Speaker: Selena Wang March 12, 2025 3pm Luddy AI 2005 Zoom: https://iu.zoom.us/j/89307757306
Title: Neuroimaging connectivity analysis needs network science for brain-behavior linking
Abstract: The brain is comprised of interacting neurons, and its complexity poses significant challenges for researchers to understand its structure, function, and dynamics. Statistical network analysis (SNA), a collaboration between network science and statistics has emerged as a powerful tool to understand the generative process of such interconnected systems and integrate multimodal brain imaging data. In this talk, I present two methodology innovations under SNA to improve the current landscape for imaging biomarker detection. With the latent variables-assisted statistical network analysis (LatentSNA), we substantially improve the statistical power for identifying biomarkers; and as a result, we discover large, star-like brain functional architectures implicated in the development of internalizing symptoms in 5,000 to 7,000 children of the Adolescent Brain Cognitive Development (ABCD) study. This finding supports internalizing as a complex and involving psychological phenomenon whose development involves large-scale affective interference of multiple coordinating functional systems. The proposed methods have broad applicability and can contribute to many domains of science with rigorous and powerful analysis.

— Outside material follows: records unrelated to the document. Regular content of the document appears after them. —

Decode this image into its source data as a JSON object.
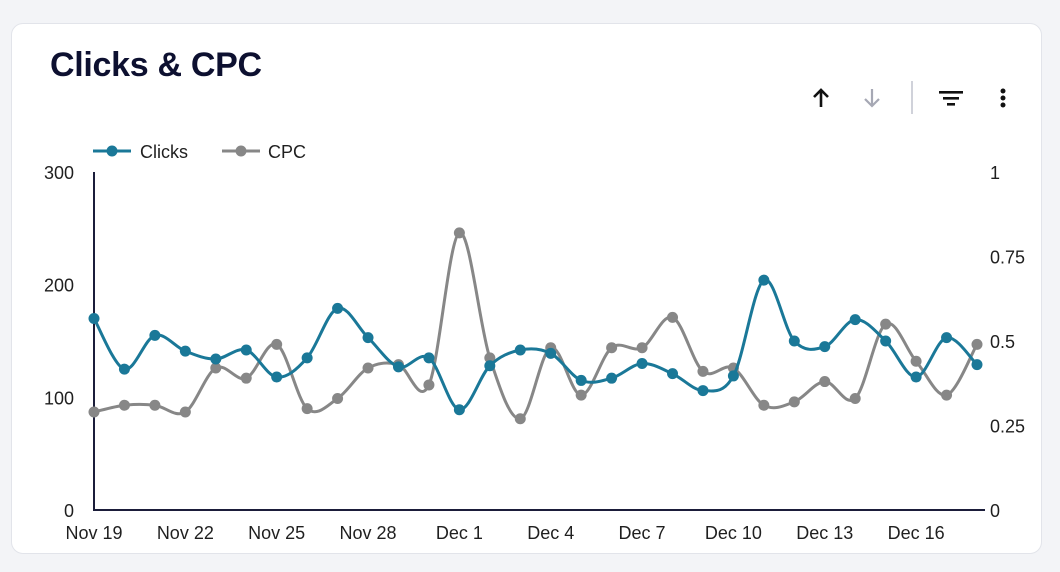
{
  "card": {
    "title": "Clicks & CPC"
  },
  "toolbar": {
    "sort_up_icon": "arrow-up-icon",
    "sort_down_icon": "arrow-down-icon",
    "filter_icon": "filter-icon",
    "more_icon": "more-vert-icon"
  },
  "colors": {
    "clicks": "#1a7898",
    "cpc": "#878787",
    "axis": "#1b1d3a",
    "text": "#1f1f1f"
  },
  "chart_data": {
    "type": "line",
    "title": "Clicks & CPC",
    "x": [
      "Nov 19",
      "Nov 20",
      "Nov 21",
      "Nov 22",
      "Nov 23",
      "Nov 24",
      "Nov 25",
      "Nov 26",
      "Nov 27",
      "Nov 28",
      "Nov 29",
      "Nov 30",
      "Dec 1",
      "Dec 2",
      "Dec 3",
      "Dec 4",
      "Dec 5",
      "Dec 6",
      "Dec 7",
      "Dec 8",
      "Dec 9",
      "Dec 10",
      "Dec 11",
      "Dec 12",
      "Dec 13",
      "Dec 14",
      "Dec 15",
      "Dec 16",
      "Dec 17",
      "Dec 18"
    ],
    "x_tick_labels": [
      "Nov 19",
      "Nov 22",
      "Nov 25",
      "Nov 28",
      "Dec 1",
      "Dec 4",
      "Dec 7",
      "Dec 10",
      "Dec 13",
      "Dec 16"
    ],
    "legend": [
      "Clicks",
      "CPC"
    ],
    "legend_position": "top-left",
    "y_left": {
      "range": [
        0,
        300
      ],
      "ticks": [
        "0",
        "100",
        "200",
        "300"
      ]
    },
    "y_right": {
      "range": [
        0,
        1
      ],
      "ticks": [
        "0",
        "0.25",
        "0.5",
        "0.75",
        "1"
      ]
    },
    "series": [
      {
        "name": "Clicks",
        "axis": "left",
        "values": [
          170,
          125,
          155,
          141,
          134,
          142,
          118,
          135,
          179,
          153,
          127,
          135,
          89,
          128,
          142,
          139,
          115,
          117,
          130,
          121,
          106,
          119,
          204,
          150,
          145,
          169,
          150,
          118,
          153,
          129
        ]
      },
      {
        "name": "CPC",
        "axis": "right",
        "values": [
          0.29,
          0.31,
          0.31,
          0.29,
          0.42,
          0.39,
          0.49,
          0.3,
          0.33,
          0.42,
          0.43,
          0.37,
          0.82,
          0.45,
          0.27,
          0.48,
          0.34,
          0.48,
          0.48,
          0.57,
          0.41,
          0.42,
          0.31,
          0.32,
          0.38,
          0.33,
          0.55,
          0.44,
          0.34,
          0.49
        ]
      }
    ]
  }
}
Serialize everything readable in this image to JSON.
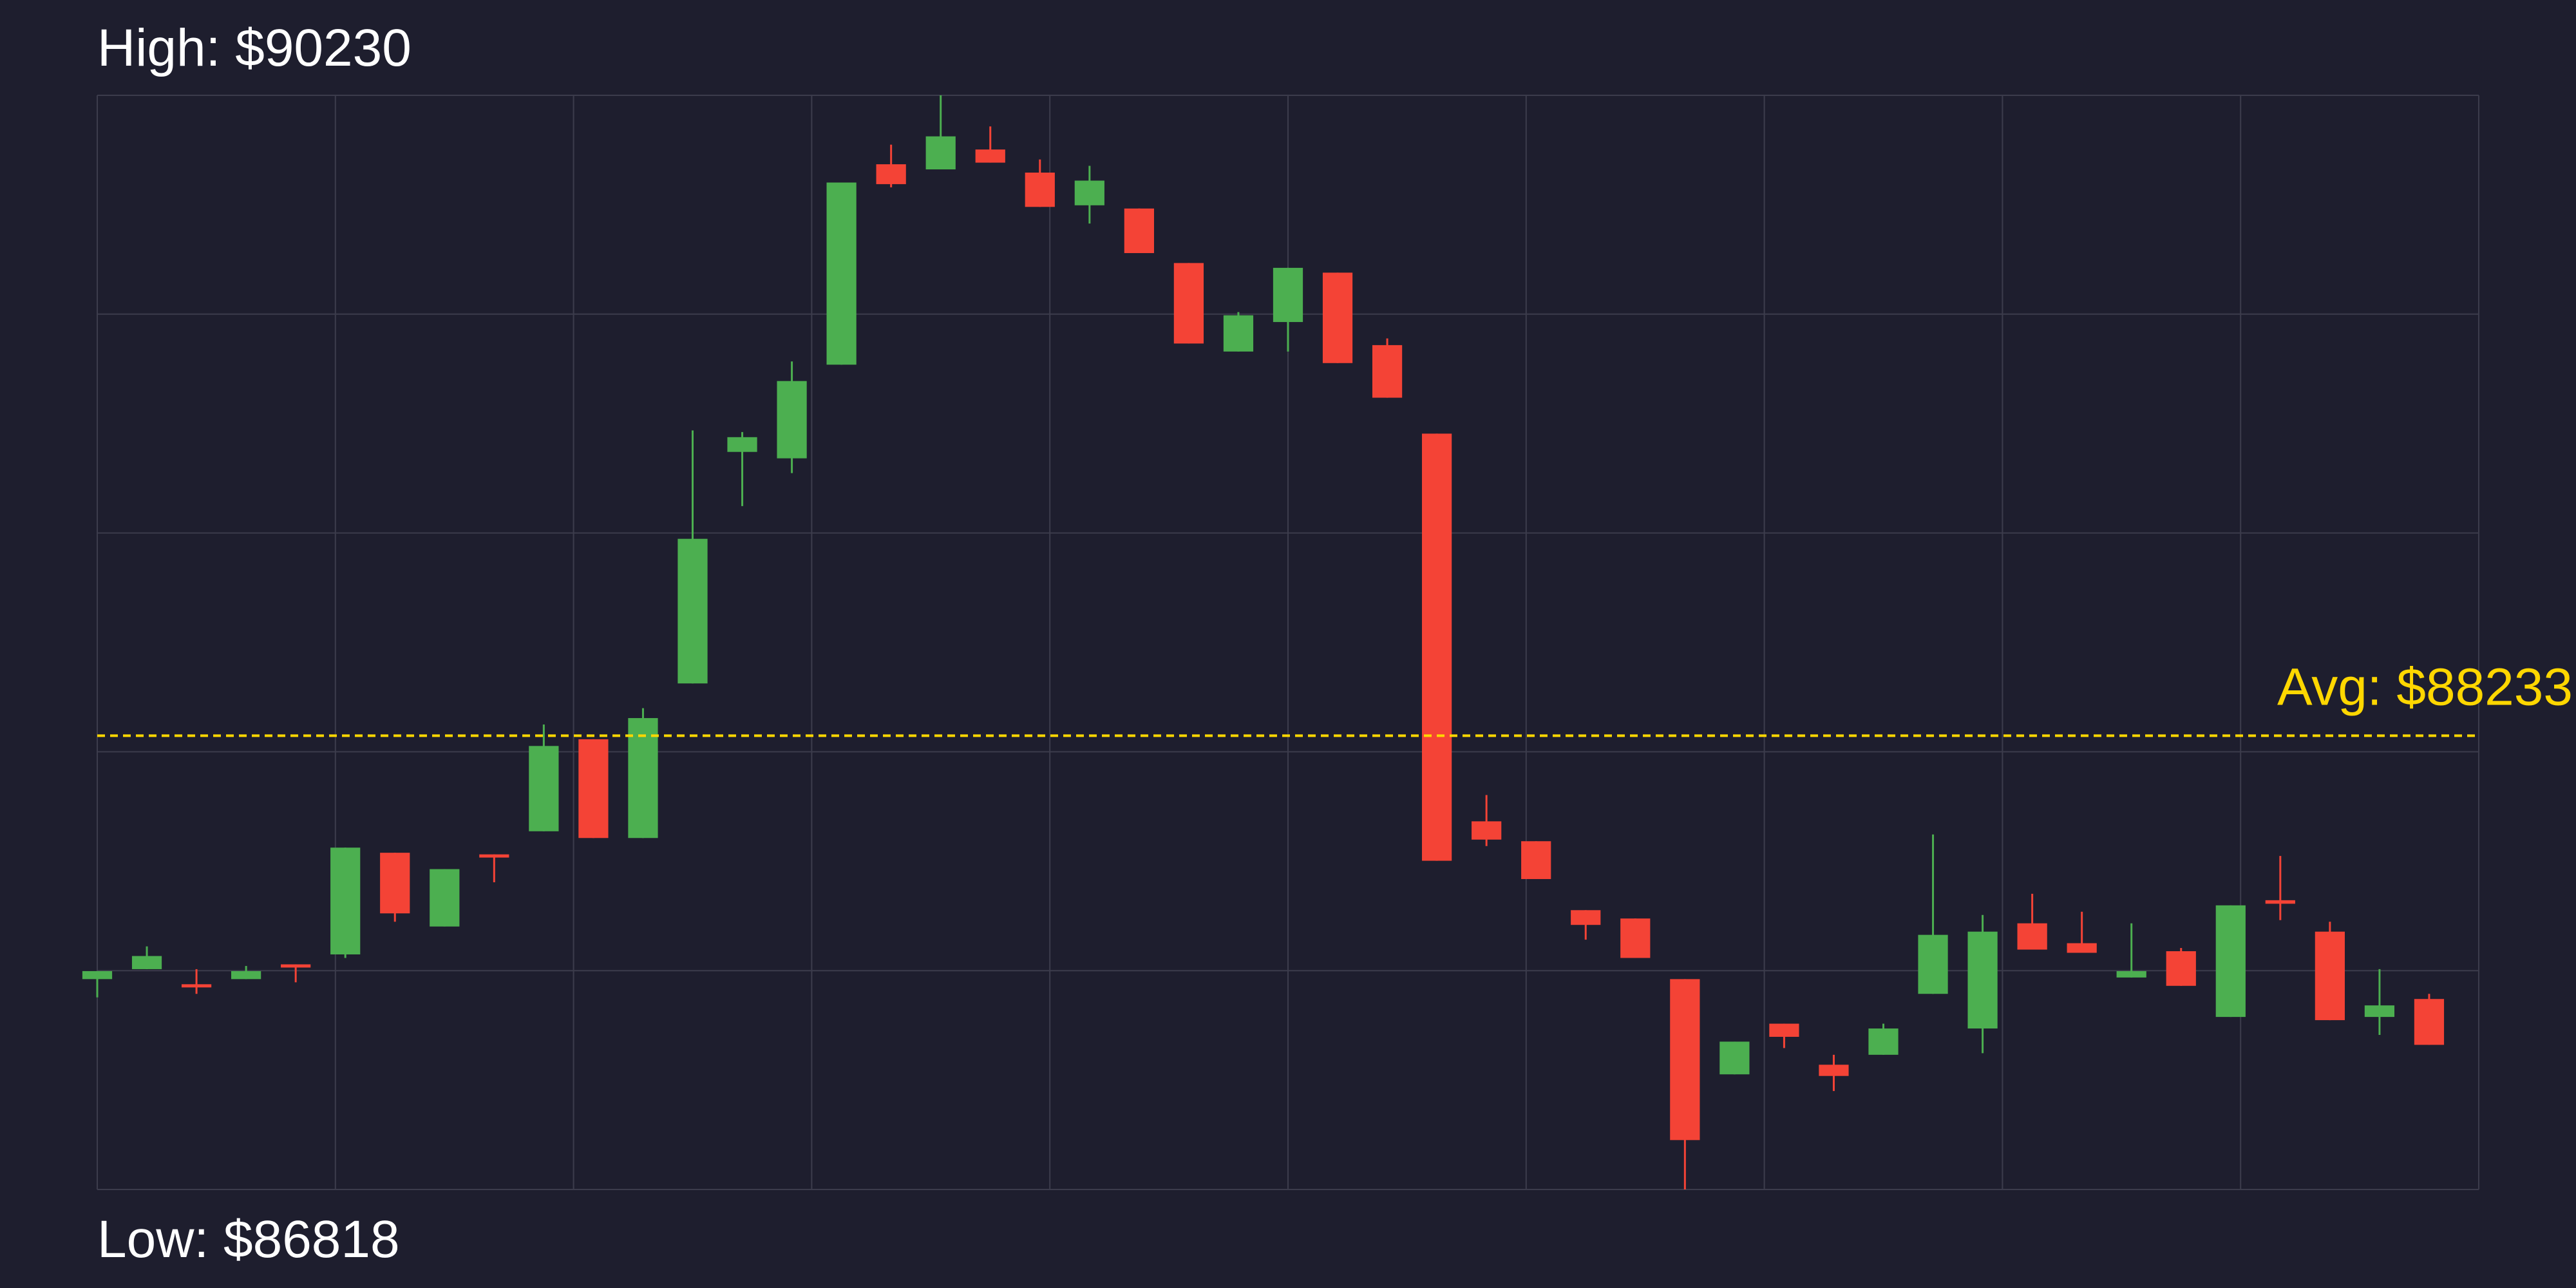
{
  "chart_data": {
    "type": "candlestick",
    "high_label": "High: $90230",
    "low_label": "Low: $86818",
    "average": {
      "value": 88233,
      "label": "Avg: $88233",
      "color": "#ffd700"
    },
    "up_color": "#4caf50",
    "down_color": "#f44336",
    "x": [
      0,
      1,
      2,
      3,
      4,
      5,
      6,
      7,
      8,
      9,
      10,
      11,
      12,
      13,
      14,
      15,
      16,
      17,
      18,
      19,
      20,
      21,
      22,
      23,
      24,
      25,
      26,
      27,
      28,
      29,
      30,
      31,
      32,
      33,
      34,
      35,
      36,
      37,
      38,
      39,
      40,
      41,
      42,
      43,
      44,
      45,
      46,
      47
    ],
    "open": [
      87474,
      87505,
      87458,
      87474,
      87520,
      87551,
      87868,
      87638,
      87863,
      87935,
      88222,
      87914,
      88396,
      89118,
      89098,
      89390,
      90015,
      89999,
      90061,
      89989,
      89887,
      89877,
      89707,
      89431,
      89523,
      89677,
      89451,
      89175,
      87966,
      87904,
      87689,
      87663,
      87474,
      87177,
      87335,
      87207,
      87238,
      87428,
      87320,
      87648,
      87586,
      87479,
      87561,
      87356,
      87720,
      87622,
      87356,
      87412
    ],
    "high": [
      87499,
      87576,
      87505,
      87515,
      87520,
      87884,
      87868,
      87817,
      87863,
      88268,
      88222,
      88319,
      89185,
      89180,
      89400,
      89958,
      90076,
      90230,
      90133,
      90030,
      90010,
      89877,
      89707,
      89554,
      89692,
      89677,
      89472,
      89175,
      88048,
      87904,
      87689,
      87663,
      87474,
      87279,
      87335,
      87238,
      87335,
      87925,
      87674,
      87740,
      87684,
      87648,
      87571,
      87704,
      87858,
      87653,
      87505,
      87428
    ],
    "low": [
      87417,
      87505,
      87428,
      87474,
      87464,
      87540,
      87653,
      87638,
      87776,
      87935,
      87914,
      87914,
      88396,
      88949,
      89052,
      89390,
      89943,
      89999,
      90020,
      89882,
      89830,
      89738,
      89456,
      89431,
      89431,
      89395,
      89287,
      87843,
      87889,
      87786,
      87597,
      87540,
      86818,
      87177,
      87259,
      87125,
      87238,
      87428,
      87243,
      87566,
      87556,
      87479,
      87453,
      87356,
      87658,
      87346,
      87300,
      87269
    ],
    "close": [
      87499,
      87546,
      87448,
      87499,
      87510,
      87884,
      87679,
      87817,
      87853,
      88201,
      87914,
      88288,
      88847,
      89164,
      89339,
      89958,
      89953,
      90102,
      90020,
      89882,
      89964,
      89738,
      89456,
      89544,
      89692,
      89395,
      89287,
      87843,
      87909,
      87786,
      87643,
      87540,
      86972,
      87279,
      87294,
      87172,
      87320,
      87612,
      87622,
      87566,
      87556,
      87499,
      87453,
      87704,
      87709,
      87346,
      87392,
      87269
    ],
    "xlim": [
      0,
      48
    ],
    "xticks": [
      0,
      4.8,
      9.6,
      14.4,
      19.2,
      24,
      28.8,
      33.6,
      38.4,
      43.2,
      48
    ],
    "ylim": [
      86818,
      90230
    ],
    "yticks": [
      86818,
      87500.4,
      88182.8,
      88865.2,
      89547.6,
      90230
    ],
    "grid": true,
    "grid_color": "#3c3c4c"
  }
}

Bio: Dr. Wang is an Assistant Professor in the Department of Biostatistics and Health Data Science, Indiana University School of Medicine. Her primary research interest is to develop scalable statistical and computational approaches for high-dimensional biomedical data with a focus on network science, high dimensional data analysis, neuroimaging, data integration and statistical machine learning. She has extensive experiences developing MRI analytic methods, Bayesian inference and latent space network models incorporating biological, psychological, and medical information. She also has experiences in translational research, providing support on study design and analyses for studies investigating psychiatric outcomes, mental disorders, aging, Alzheimer’s disease, etc.